Einstein eyed him and asked: “Are you alive?”. “Oh yes, absolutely,” said the Nair.
“Could be livelier if more customers came, but still alive.”
“What are you doing?” pressed Einstein. “Standing in one place all day, like a tree”, Nair brought some reality to the conversation.
“Stationary?” Einstein chuckled. “My friend, the Earth is spinning at 1,000 miles per hour, orbiting the Sun at 67,000, while the Sun itself races through the galaxy. Nothing is stationary.”
The Nair shrugged: “Endha saare(What Sir)… as long as the crops don’t run away from the field, harvest should be fine.”
Einstein sipped his tea. The Nair thought to himself: How do people drink tea at these speeds? And what will happen to my business if this fellow scares off my customers with physics.
The plot thickens: Absolute Nair vs. Relative Einstein.
Who Cares? Not the Relatives
Einstein leaned back on the bench. “You see, everyone worries about absolute numbers. But really, who cares? Whether the galaxy spins at 490,000 miles per hour or 500,000, you know it’s faster than your scooter. Isn’t that what matters?”
He smiled wryly. “For centuries, people were convinced the Sun revolved around the Earth. Absolute belief. Then one observation, and the ‘absolute’ vanished. That’s what absolutes do — they vanish the moment you look closer.”
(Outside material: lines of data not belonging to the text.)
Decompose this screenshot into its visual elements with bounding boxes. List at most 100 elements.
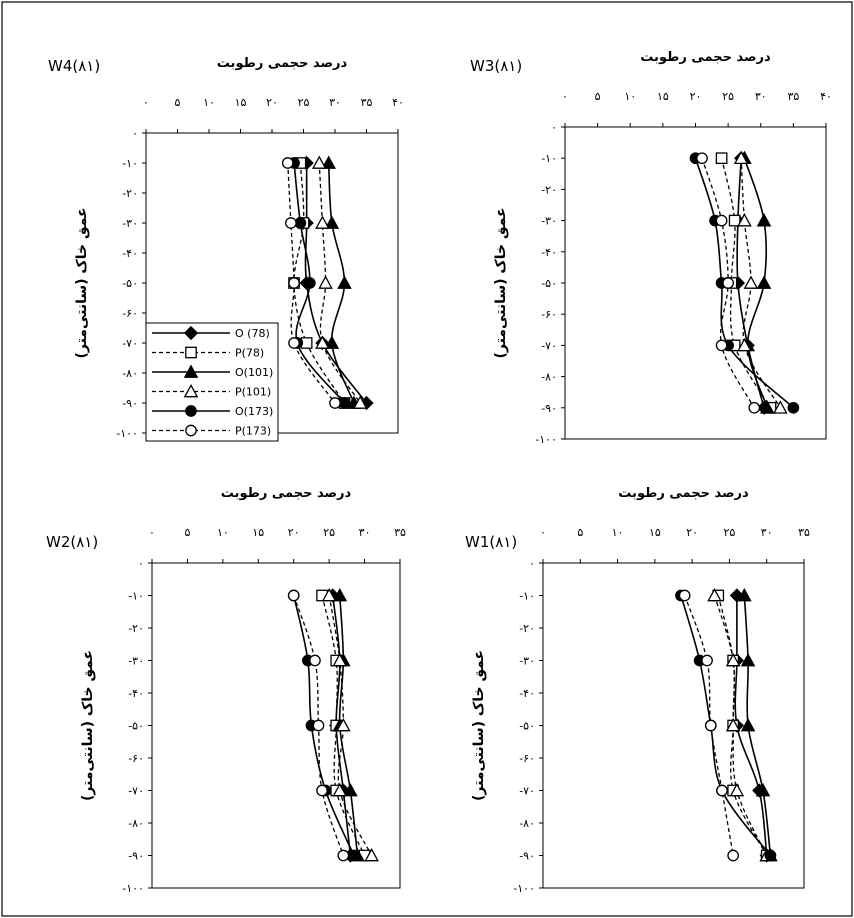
legend-box [145, 322, 279, 442]
panel-label: W3(۸۱) [470, 57, 522, 75]
x-tick-label: ۰ [149, 526, 155, 539]
chart-title: درصد حجمی رطوبت [221, 486, 352, 501]
x-tick-label: ۲۵ [298, 96, 310, 109]
y-tick-label: ۰ [138, 557, 144, 570]
data-point [722, 277, 734, 289]
x-tick-label: ۳۰ [761, 526, 773, 539]
x-tick-label: ۲۰ [690, 90, 702, 103]
chart-panels: W4(۸۱) درصد حجمی رطوبت عمق خاک (سانتی‌متر)… [46, 50, 832, 895]
data-point [324, 335, 340, 349]
data-point [715, 214, 728, 227]
chart-title: درصد حجمی رطوبت [640, 50, 771, 65]
plot-frame [151, 562, 401, 889]
chart-panel-2: W3(۸۱) درصد حجمی رطوبت عمق خاک (سانتی‌متر)… [470, 50, 832, 446]
legend-label: P(173) [235, 425, 271, 438]
y-tick-label: -۷۰ [541, 339, 557, 352]
data-point [678, 589, 691, 602]
y-tick-label: -۱۰ [541, 152, 557, 165]
legend-marker [185, 405, 197, 417]
y-tick-label: -۹۰ [128, 850, 144, 863]
y-tick-label: -۶۰ [541, 308, 557, 321]
legend-label: P(78) [235, 347, 264, 360]
x-tick-label: ۵ [577, 526, 583, 539]
chart-panel-4: W1(۸۱) درصد حجمی رطوبت عمق خاک (سانتی‌متر)… [465, 486, 810, 895]
legend-label: O(101) [235, 366, 273, 379]
data-point [737, 587, 752, 602]
y-axis-label: عمق خاک (سانتی‌متر) [493, 207, 509, 358]
x-tick-label: ۰ [540, 526, 546, 539]
chart-title: درصد حجمی رطوبت [217, 56, 348, 71]
x-tick-label: ۲۰ [686, 526, 698, 539]
legend-marker [185, 346, 197, 359]
y-tick-label: -۱۰۰ [535, 433, 557, 446]
data-point [764, 849, 777, 862]
data-point [343, 782, 358, 797]
data-point [725, 652, 741, 667]
data-point [787, 401, 800, 414]
y-tick-label: -۶۰ [519, 752, 535, 765]
series-line-4 [713, 595, 768, 856]
y-tick-label: -۷۰ [128, 785, 144, 798]
y-tick-label: -۵۰ [541, 277, 557, 290]
legend: O (78) P(78) O(101) P(101) O(173) P(173) [145, 322, 279, 442]
y-tick-label: -۷۰ [122, 337, 138, 350]
data-point [337, 275, 352, 289]
y-tick-label: -۳۰ [519, 655, 535, 668]
legend-label: O(173) [235, 405, 273, 418]
x-tick-label: ۱۵ [252, 526, 264, 539]
data-point [281, 157, 294, 169]
panel-label: W2(۸۱) [46, 533, 98, 551]
data-point [288, 277, 300, 289]
x-tick-label: ۱۰ [612, 526, 624, 539]
data-point [352, 395, 368, 409]
y-tick-label: -۶۰ [128, 752, 144, 765]
data-point [725, 717, 741, 732]
y-tick-label: -۶۰ [122, 307, 138, 320]
y-tick-label: -۲۰ [128, 622, 144, 635]
chart-panel-1: W4(۸۱) درصد حجمی رطوبت عمق خاک (سانتی‌متر)… [48, 56, 404, 442]
x-tick-label: ۲۵ [323, 526, 335, 539]
y-tick-label: -۴۰ [519, 687, 535, 700]
data-point [332, 587, 348, 602]
data-point [707, 587, 722, 602]
y-tick-label: -۵۰ [519, 720, 535, 733]
data-point [737, 337, 752, 352]
data-point [716, 784, 728, 797]
data-point [315, 335, 330, 349]
data-point [332, 652, 348, 667]
x-tick-label: ۱۵ [649, 526, 661, 539]
data-point [318, 275, 333, 289]
data-point [332, 782, 348, 797]
data-point [740, 717, 756, 732]
data-point [321, 587, 337, 602]
series-line-2 [717, 595, 768, 856]
x-tick-label: ۲۵ [722, 90, 734, 103]
data-point [755, 782, 771, 797]
legend-marker [183, 325, 199, 341]
plot-frame [564, 126, 827, 440]
panel-label: W4(۸۱) [48, 57, 100, 75]
y-tick-label: -۱۰۰ [122, 882, 144, 895]
data-point [316, 784, 328, 797]
y-tick-label: -۴۰ [122, 247, 138, 260]
y-tick-label: -۸۰ [519, 817, 535, 830]
x-tick-label: ۰ [562, 90, 568, 103]
data-point [759, 400, 775, 414]
legend-label: P(101) [235, 386, 271, 399]
data-point [288, 337, 300, 349]
data-point [756, 275, 772, 289]
data-point [737, 213, 752, 227]
y-tick-label: -۳۰ [541, 215, 557, 228]
y-tick-label: -۹۰ [541, 402, 557, 415]
data-point [321, 155, 336, 169]
chart-panel-3: W2(۸۱) درصد حجمی رطوبت عمق خاک (سانتی‌متر)… [46, 486, 406, 895]
x-tick-label: ۳۵ [798, 526, 810, 539]
legend-label: O (78) [235, 327, 270, 340]
y-axis-label: عمق خاک (سانتی‌متر) [74, 207, 90, 358]
x-tick-label: ۴۰ [392, 96, 404, 109]
x-tick-label: ۳۵ [394, 526, 406, 539]
data-point [312, 719, 325, 732]
data-point [311, 155, 327, 169]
The Nair poured another cup. “True, saar. Look at a tiger — it doesn’t dream of the perfect sambhar deer meal with extra masala. It eats what it finds. But people? They want the perfect job, the perfect marriage, the perfect death, and maybe even a perfect afterlife. Always hunting for a cosmic full-meals combo with unlimited pleasure of torturing others.”
Einstein tapped his tumbler. “Humans invent theories, then worship them as though they were carved into the cosmos. Forgetting, of course, that they made them up in the first place.”
To Err is Human
The television in the corner flickered: a monkey-cap clad Tamilian shivering at 25°C, watching a bikini-clad Norwegian at the exact same number. The Nair frowned. “What’s he puzzled about, saar?”
Einstein smiled: “Temperature, maybe. Or maybe he’s just wondering if that bikini is enough for the weather.”
The Nair laughed: “To err is human — and the Tamils need their own quota.”
Einstein raised an eyebrow. “And what would Jesus say here?”
The Nair grinned: “Simble, saar. The one who is not a sin(ner) can throw the stone. Even the Son of God trimmed his absolutes.”
Einstein leaned back. “Exactly. It’s not whether the Norwegian is hot or not, Nair. The missing -er is where humans trip. Light may be fast(er), but not fast enough. The moment you forget the -er — hotter, colder, spicier, milder — you turn a relative truth into an absolute. And absolutes… well, they burn faster than chili in a foreigner’s mouth.”
Ideas and Ideologies
The Nair tried his best Einstein impression. “Saar, ideas are like fresh tea — steaming, alive. You sip, you think, you improvise.”
Einstein grinned. “And ideologies?”
The Nair smirked: “Reheated tea. Bitter, overboiled, but everyone’s forced to drink it because the leader said so.”
Einstein chuckled. “Exactly. Ideas dance. Ideologies march. And when marching starts, thinking stops.”
The Nair twirled his ladle like a gavel. “Ideas are like Premam — new love at every stage. Ideologies are like my tea counter — no options, just drink what I serve.”
Einstein laughed into his steel tumbler. “And unlike relativity, that one isn’t a theory, Nair — it’s an Absolute.”